Kita sedang bermain film, hanya saja aktornya terlalu
banyak dan latar belakang tempat yang terlalu luas namun kita memiliki
sutradara terhebat yang mampu menangani setiap scene dalam film.
Camera...Roll....Action!!
Ini hari kesekian
dan kata kesekian setelah kau meninggalkan kami menjadi para srikandi tangguh.

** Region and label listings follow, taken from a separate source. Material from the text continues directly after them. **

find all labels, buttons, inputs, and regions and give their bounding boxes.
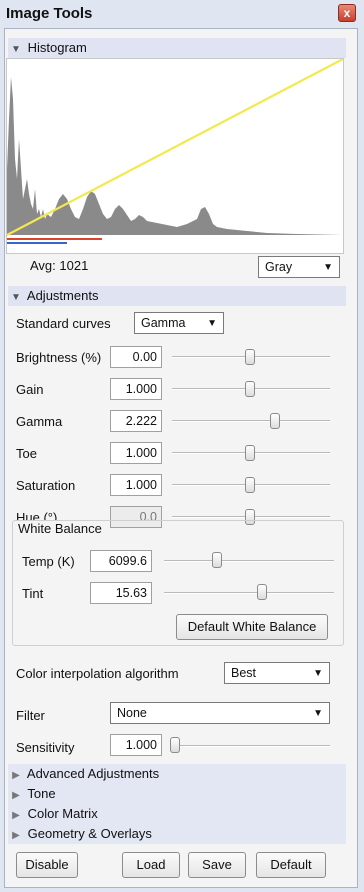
section-color-matrix[interactable]: ▶ Color Matrix (8, 804, 346, 824)
slider-thumb[interactable] (245, 381, 255, 397)
close-icon: x (343, 6, 351, 20)
save-button[interactable]: Save (188, 852, 246, 878)
slider-value-input[interactable]: 1.000 (110, 378, 162, 400)
temp-input[interactable]: 6099.6 (90, 550, 152, 572)
section-label: Advanced Adjustments (26, 766, 160, 781)
sensitivity-label: Sensitivity (16, 740, 75, 755)
slider-value-input[interactable]: 1.000 (110, 474, 162, 496)
slider-track[interactable] (172, 420, 330, 422)
chevron-down-icon: ▼ (323, 262, 333, 273)
tint-input[interactable]: 15.63 (90, 582, 152, 604)
section-label: Tone (27, 786, 56, 801)
slider-thumb[interactable] (245, 349, 255, 365)
standard-curves-label: Standard curves (16, 316, 111, 331)
triangle-right-icon: ▶ (12, 790, 20, 801)
temp-slider-track[interactable] (164, 560, 334, 562)
filter-select[interactable]: None ▼ (110, 702, 330, 724)
temp-slider-thumb[interactable] (212, 552, 222, 568)
sensitivity-input[interactable]: 1.000 (110, 734, 162, 756)
tint-slider-track[interactable] (164, 592, 334, 594)
load-button[interactable]: Load (122, 852, 180, 878)
histogram-plot (6, 58, 344, 254)
section-advanced-adjustments[interactable]: ▶ Advanced Adjustments (8, 764, 346, 784)
chevron-down-icon: ▼ (313, 668, 323, 679)
temp-label: Temp (K) (22, 554, 75, 569)
white-balance-title: White Balance (16, 521, 104, 536)
chevron-down-icon: ▼ (207, 318, 217, 329)
color-interpolation-value: Best (231, 666, 257, 680)
slider-value-input[interactable]: 0.00 (110, 346, 162, 368)
section-label: Geometry & Overlays (27, 826, 152, 841)
sensitivity-slider-track[interactable] (170, 745, 330, 747)
histogram-channel-value: Gray (265, 260, 293, 274)
section-label: Color Matrix (27, 806, 98, 821)
slider-label: Saturation (16, 478, 76, 493)
histogram-channel-select[interactable]: Gray ▼ (258, 256, 340, 278)
close-button[interactable]: x (338, 4, 356, 22)
tint-label: Tint (22, 586, 44, 601)
adjustments-header-label: Adjustments (26, 288, 99, 303)
triangle-right-icon: ▶ (12, 830, 20, 841)
histogram-header[interactable]: ▼ Histogram (8, 38, 346, 58)
section-tone[interactable]: ▶ Tone (8, 784, 346, 804)
color-interpolation-label: Color interpolation algorithm (16, 666, 179, 681)
slider-label: Brightness (%) (16, 350, 102, 365)
slider-value-input[interactable]: 2.222 (110, 410, 162, 432)
collapsed-sections: ▶ Advanced Adjustments ▶ Tone ▶ Color Ma… (8, 764, 346, 844)
window-title: Image Tools (6, 5, 93, 22)
histogram-header-label: Histogram (27, 40, 87, 55)
triangle-right-icon: ▶ (12, 810, 20, 821)
color-interpolation-select[interactable]: Best ▼ (224, 662, 330, 684)
slider-value-input[interactable]: 1.000 (110, 442, 162, 464)
slider-label: Toe (16, 446, 37, 461)
triangle-down-icon: ▼ (11, 44, 21, 55)
filter-label: Filter (16, 708, 45, 723)
chevron-down-icon: ▼ (313, 708, 323, 719)
filter-value: None (117, 706, 147, 720)
default-white-balance-button[interactable]: Default White Balance (176, 614, 328, 640)
slider-thumb[interactable] (245, 445, 255, 461)
slider-thumb[interactable] (245, 477, 255, 493)
sensitivity-slider-thumb[interactable] (170, 737, 180, 753)
slider-label: Gamma (16, 414, 63, 429)
title-bar: Image Tools x (0, 0, 364, 28)
slider-label: Gain (16, 382, 44, 397)
tint-slider-thumb[interactable] (257, 584, 267, 600)
standard-curves-value: Gamma (141, 316, 186, 330)
tone-curve (7, 59, 343, 236)
section-geometry-overlays[interactable]: ▶ Geometry & Overlays (8, 824, 346, 844)
triangle-down-icon: ▼ (11, 292, 21, 303)
standard-curves-select[interactable]: Gamma ▼ (134, 312, 224, 334)
adjustments-header[interactable]: ▼ Adjustments (8, 286, 346, 306)
default-button[interactable]: Default (256, 852, 326, 878)
triangle-right-icon: ▶ (12, 770, 20, 781)
histogram-fill (7, 77, 343, 235)
disable-button[interactable]: Disable (16, 852, 78, 878)
slider-thumb[interactable] (270, 413, 280, 429)
histogram-average: Avg: 1021 (30, 258, 89, 273)
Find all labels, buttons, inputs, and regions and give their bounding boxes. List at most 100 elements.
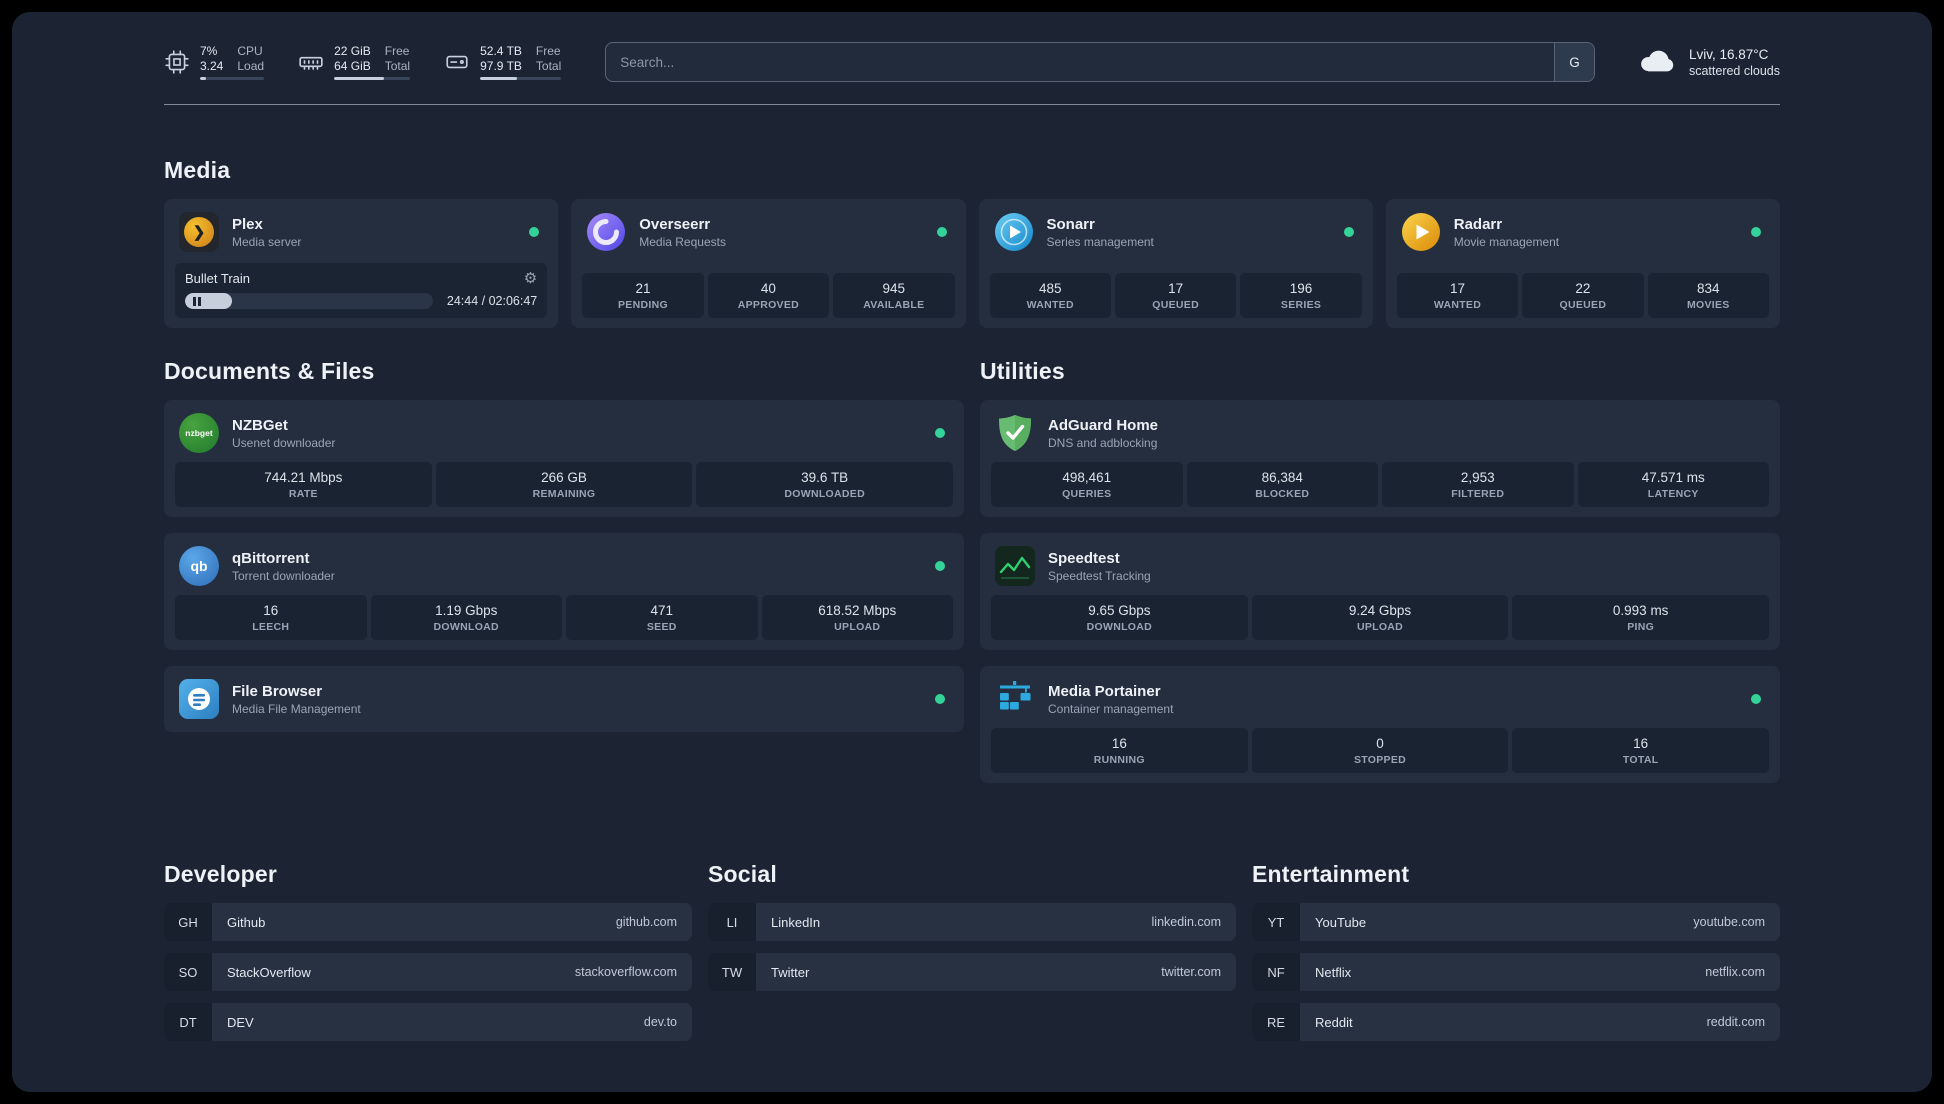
qbittorrent-icon: qb [179,546,219,586]
bookmark-abbr: SO [164,953,212,991]
bookmark-url: twitter.com [1161,965,1221,979]
portainer-service-link[interactable]: Media Portainer Container management [991,676,1769,728]
cpu-usage-bar [200,77,265,80]
bookmark-abbr: NF [1252,953,1300,991]
memory-total-value: 64 GiB [334,59,371,73]
cpu-percent: 7% [200,44,218,58]
bookmark-name: Netflix [1315,964,1352,980]
section-heading-social: Social [708,861,777,887]
bookmark-url: linkedin.com [1151,915,1221,929]
pause-icon[interactable] [193,296,201,306]
status-dot [1343,227,1354,237]
sonarr-service-link[interactable]: Sonarr Series management [990,209,1362,261]
bookmark-twitter[interactable]: TW Twitter twitter.com [708,953,1236,991]
dashboard-panel: 7% CPU 3.24 Load 22 GiB Free 64 GiB Tota… [12,12,1932,1092]
stat-tile: 17 WANTED [1396,273,1519,318]
stat-tile: 471 SEED [566,595,758,640]
gear-icon[interactable]: ⚙ [524,271,537,286]
disk-usage-bar [480,77,562,80]
stat-tile: 21 PENDING [582,273,704,318]
service-card-filebrowser: File Browser Media File Management [164,666,964,732]
disk-total-label: Total [535,59,562,73]
bookmark-abbr: DT [164,1003,212,1041]
radarr-service-link[interactable]: Radarr Movie management [1397,209,1769,261]
plex-service-link[interactable]: ❯ Plex Media server [175,209,547,261]
bookmark-github[interactable]: GH Github github.com [164,903,692,941]
playback-progress-bar[interactable] [185,293,433,309]
service-card-qbittorrent: qb qBittorrent Torrent downloader 16 LEEC… [164,533,964,650]
now-playing-title: Bullet Train [185,271,251,286]
status-dot [936,227,947,237]
weather-condition: scattered clouds [1688,63,1780,78]
service-title: Plex [232,215,263,233]
bookmark-linkedin[interactable]: LI LinkedIn linkedin.com [708,903,1236,941]
service-title: Overseerr [639,215,711,233]
playback-time: 24:44 / 02:06:47 [446,294,538,308]
plex-icon: ❯ [179,212,219,252]
section-heading-documents: Documents & Files [164,358,375,384]
topbar-divider [164,104,1780,105]
bookmark-youtube[interactable]: YT YouTube youtube.com [1252,903,1780,941]
stat-tile: 0.993 ms PING [1512,595,1770,640]
cpu-load-value: 3.24 [200,59,224,73]
bookmark-group-social: Social LI LinkedIn linkedin.com TW Twitt… [708,861,1236,1003]
search-input[interactable] [605,42,1595,82]
service-card-overseerr: Overseerr Media Requests 21 PENDING 40 APP… [571,199,966,328]
cpu-icon [164,49,190,75]
stat-tile: 9.24 Gbps UPLOAD [1251,595,1509,640]
stat-tile: 744.21 Mbps RATE [175,462,432,507]
bookmark-netflix[interactable]: NF Netflix netflix.com [1252,953,1780,991]
bookmark-url: github.com [615,915,677,929]
bookmark-dev[interactable]: DT DEV dev.to [164,1003,692,1041]
bookmark-url: youtube.com [1693,915,1765,929]
memory-icon [298,49,324,75]
memory-widget: 22 GiB Free 64 GiB Total [298,44,411,80]
stat-tile: 16 TOTAL [1512,728,1770,773]
section-documents: Documents & Files nzbget NZBGet Usenet d… [164,358,964,748]
bookmark-stackoverflow[interactable]: SO StackOverflow stackoverflow.com [164,953,692,991]
service-subtitle: Usenet downloader [232,435,336,450]
disk-widget: 52.4 TB Free 97.9 TB Total [444,44,562,80]
stat-tile: 498,461 QUERIES [991,462,1183,507]
stat-tile: 16 LEECH [175,595,367,640]
stat-tile: 39.6 TB DOWNLOADED [696,462,954,507]
service-subtitle: Container management [1048,701,1174,716]
status-dot [935,428,945,438]
search-provider-button[interactable]: G [1553,43,1594,81]
stat-tile: 196 SERIES [1240,273,1362,318]
portainer-crane-icon [995,679,1035,719]
service-title: NZBGet [232,416,288,434]
bookmark-abbr: RE [1252,1003,1300,1041]
cpu-load-label: Load [237,59,265,73]
search-bar: G [605,42,1595,82]
adguard-service-link[interactable]: AdGuard Home DNS and adblocking [991,410,1769,462]
section-media: Media ❯ Plex Media server Bullet Train ⚙… [164,157,1780,328]
service-title: AdGuard Home [1048,416,1159,434]
speedtest-service-link[interactable]: Speedtest Speedtest Tracking [991,543,1769,595]
nzbget-service-link[interactable]: nzbget NZBGet Usenet downloader [175,410,953,462]
memory-free-value: 22 GiB [334,44,371,58]
bookmark-name: LinkedIn [771,914,821,930]
stat-tile: 834 MOVIES [1647,273,1770,318]
service-card-adguard: AdGuard Home DNS and adblocking 498,461 Q… [980,400,1780,517]
weather-widget[interactable]: Lviv, 16.87°C scattered clouds [1637,45,1780,80]
service-subtitle: Torrent downloader [232,568,335,583]
disk-free-label: Free [535,44,561,58]
qbittorrent-service-link[interactable]: qb qBittorrent Torrent downloader [175,543,953,595]
overseerr-service-link[interactable]: Overseerr Media Requests [582,209,954,261]
service-card-plex: ❯ Plex Media server Bullet Train ⚙ 24:44… [164,199,559,328]
bookmark-reddit[interactable]: RE Reddit reddit.com [1252,1003,1780,1041]
nzbget-icon: nzbget [179,413,219,453]
memory-total-label: Total [384,59,411,73]
service-title: Radarr [1453,215,1503,233]
filebrowser-service-link[interactable]: File Browser Media File Management [175,676,953,722]
service-title: Speedtest [1048,549,1120,567]
stat-tile: 485 WANTED [989,273,1111,318]
service-card-nzbget: nzbget NZBGet Usenet downloader 744.21 M… [164,400,964,517]
stat-tile: 86,384 BLOCKED [1186,462,1378,507]
status-dot [935,561,945,571]
sonarr-icon [994,212,1034,252]
cpu-label: CPU [237,44,263,58]
radarr-icon [1401,212,1441,252]
service-card-portainer: Media Portainer Container management 16 R… [980,666,1780,783]
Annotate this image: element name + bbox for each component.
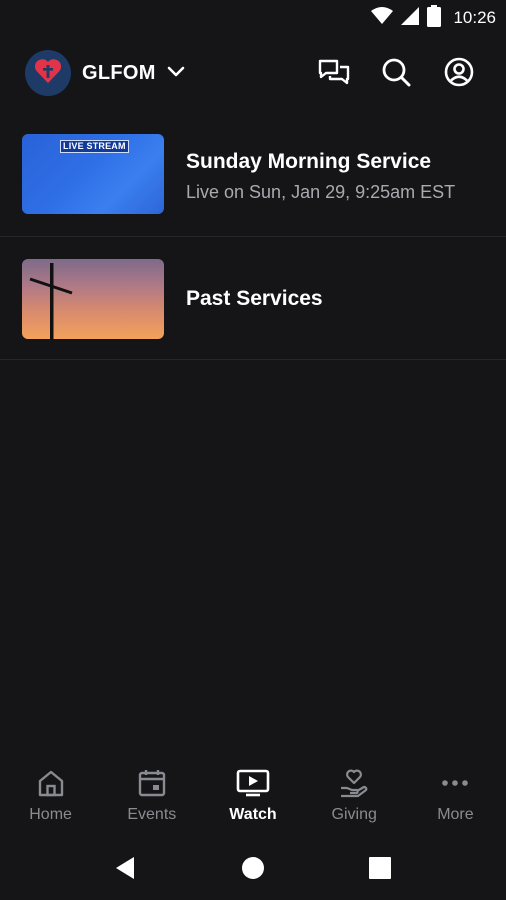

Aku tidak dapat menampik semua rekaman di otakku yang selalu terputar tanpa
perlu terkomando olehku. Tidak paham bagaimana cara kerjanya, Sutradara kita terlalu
hebat untuk mendeskripsikan. Tidak dipungkiri pipiku selalu basah oleh bulir
yang jatuh dari pelupukku. Jika aku tergolong orang pelupa, tidak untuk
kenangan sebelum kau meninggalkanku. Entah berapa inchi dan berapa resolusi
layar di otakku hingga mampu menggambarkan jelas, sejelas jelasnya dengan audio
yang sama persis tanpa direkayasa. Lagi-lagi sutradara kita sangar sekali.
Jaket kuning, peci
hitam dan tas ungu menggelantung di lehermu. Senyummu pasi, sepertinya kau
sedang khawatir. Kenapa tidak kau ceritakan padaku kalau kau sedang melihat kru
film, teman Sang sutradara, sedang menghampirimu dan hendak mengikuti langkahmu
pergi. Telingaku tidak akan panas meskipun kau menceritakan semuanya, bahkan
semua waktuku akan aku curahkan hanya untuk mendengarkanmu. Aku tidak tahu apa
kau siap atau tidak. Yang pasti tempat yang kau tuju menjadi pertanda bahwa
scene bagianmu akan berakhir.
Kau terengah dan
menahan beban tubuhmu yang sebenarnya sudah sebagian ditopang oleh salah satu
kru film kiriman Sang Sutradara. Untung saja, aku sempat duduk disampingmu
sembari bercerita apa saja asal kau melupakan lelahmu. Sungguh aku membenci para
kameo yang menjadi pelengkap scenemu ketika hendak beranjak ke tempat itu. Mereka
tidak bisa menghitung presisi waktu dan memprediksikan betapa jenuhnya menunggu
lama. Demi Tuhan, aku membenci bahkan sampai sekarang aku tak sudi melihat para
kameo itu. Ah, aku lupa! harusnya aku menyediakan bahu untuk tempatmu bersandar
ketika kita duduk bersampingan.
Tisu basah dan
sebotol air mineral telah kusiapkan untuk bekalmu. Namun kau baik hati
menjaganya hingga 12 hari masih saja utuh dan tidak sedikitpun tersentuh
olehmu. Suara-suara menyapu ruangan dan mengisyaratkan agar semua berkumpul
satu titik. Kau beranjak dan bersiap pamit. Siapa menyangka itu pamit
terakhirmu padaku dan tatapan itu tidak akan kulihat lagi meskipun aku sempat
beradu di scene terakhirmu. Rapalan doa menggiringi kepergianmu, namun
lagi-lagi kau menatap kosong ke segala arah. Atau para kru film itu yang sedang
menghalangi pandanganmu? Sang Sutradara sepertinya sedang menyisipkan makna di
sela scene buatannya.
Tidak ada firasat
atau mimpi. 12 hari, kau berhasil melewati scene disana dengan tertatih-tatih.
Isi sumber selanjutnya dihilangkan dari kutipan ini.